La nuit tombe profondément: Je sens le clair de lune avec mon cœur. Encore une fois, je ne peux pas dormir. Ce qui me dérange, ce sont ces perles, ces petits diables: les souvenirs. Bien que prenant plusieurs formes, comme une eau mal intentionée, un visage, un nom, un homme apparaît toujours. Ses yeux sont mille yeux, son visage est mille visages, son âme est mille âmes. La violence et l'amour, la tranquillité et la vengeance, l'obscurité et le silence, la fatigue et l'espoir: ce sont ses incarnations.

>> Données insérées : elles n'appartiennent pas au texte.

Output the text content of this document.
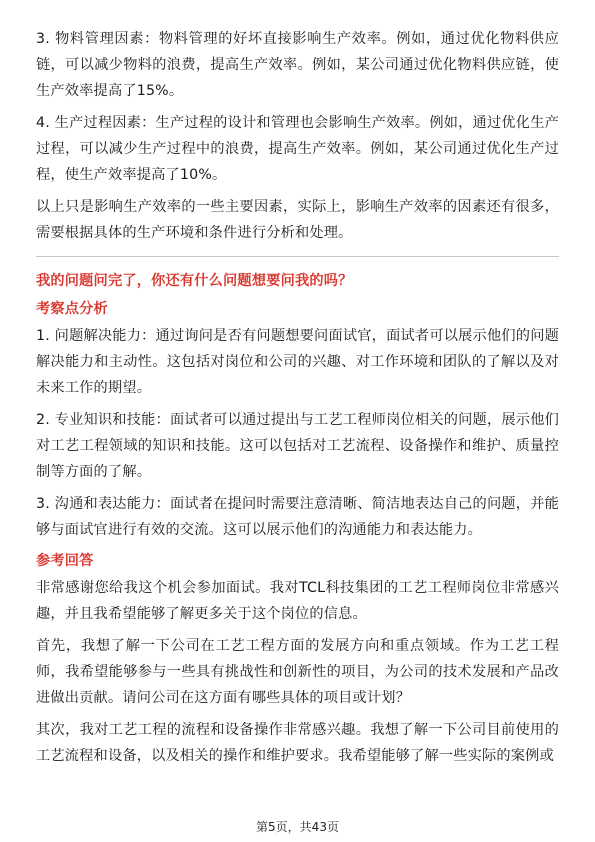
3. 物料管理因素：物料管理的好坏直接影响生产效率。例如，通过优化物料供应链，可以减少物料的浪费，提高生产效率。例如，某公司通过优化物料供应链，使生产效率提高了15%。

4. 生产过程因素：生产过程的设计和管理也会影响生产效率。例如，通过优化生产过程，可以减少生产过程中的浪费，提高生产效率。例如，某公司通过优化生产过程，使生产效率提高了10%。

以上只是影响生产效率的一些主要因素，实际上，影响生产效率的因素还有很多，需要根据具体的生产环境和条件进行分析和处理。

我的问题问完了，你还有什么问题想要问我的吗？
考察点分析

1. 问题解决能力：通过询问是否有问题想要问面试官，面试者可以展示他们的问题解决能力和主动性。这包括对岗位和公司的兴趣、对工作环境和团队的了解以及对未来工作的期望。

2. 专业知识和技能：面试者可以通过提出与工艺工程师岗位相关的问题，展示他们对工艺工程领域的知识和技能。这可以包括对工艺流程、设备操作和维护、质量控制等方面的了解。

3. 沟通和表达能力：面试者在提问时需要注意清晰、简洁地表达自己的问题，并能够与面试官进行有效的交流。这可以展示他们的沟通能力和表达能力。

参考回答

非常感谢您给我这个机会参加面试。我对TCL科技集团的工艺工程师岗位非常感兴趣，并且我希望能够了解更多关于这个岗位的信息。

首先，我想了解一下公司在工艺工程方面的发展方向和重点领域。作为工艺工程师，我希望能够参与一些具有挑战性和创新性的项目，为公司的技术发展和产品改进做出贡献。请问公司在这方面有哪些具体的项目或计划？

其次，我对工艺工程的流程和设备操作非常感兴趣。我想了解一下公司目前使用的工艺流程和设备，以及相关的操作和维护要求。我希望能够了解一些实际的案例或

第5页，共43页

Nous avons beau essayer, aucun souvenir ne sombre entièrement dans l'oubli. Par exemple, je me souviens maintenant d'eaux sombres sous une nuit d'été, de sable gluant et désagréable sous les pieds. Maintenant, c'est la nuit: L et moi nageons. Nous rentrons à la maison et nous découvrons qu'il n'y a plus d'électricité. Nous faisons face à un dilemme familier: ouvrir les fenêtres pour faire entrer l'air frais, mais avec les moustiques innombrables, ou conserver les fenêtres fermées et résister à la chaleur. Mon père nous appelle depuis sa chambre. Sur la petite terrasse, il a aligné trois matelas, les uns à côté des autres. Nous sommes loin de la cité; aucune lumière artificielle ne trouble l'air désert, et une myriade d'étoiles de toutes les couleurs embrase le ciel. La brise est assez forte pour éloigner les moustiques. Alors que nous sommes tous allongés sur la terrasse, sans couvertures ni oreillers, mon père commence à parler: «Là, ce sont les Trois Maries; là-bas, c'est Orion...» Et ainsi nous nous endormons.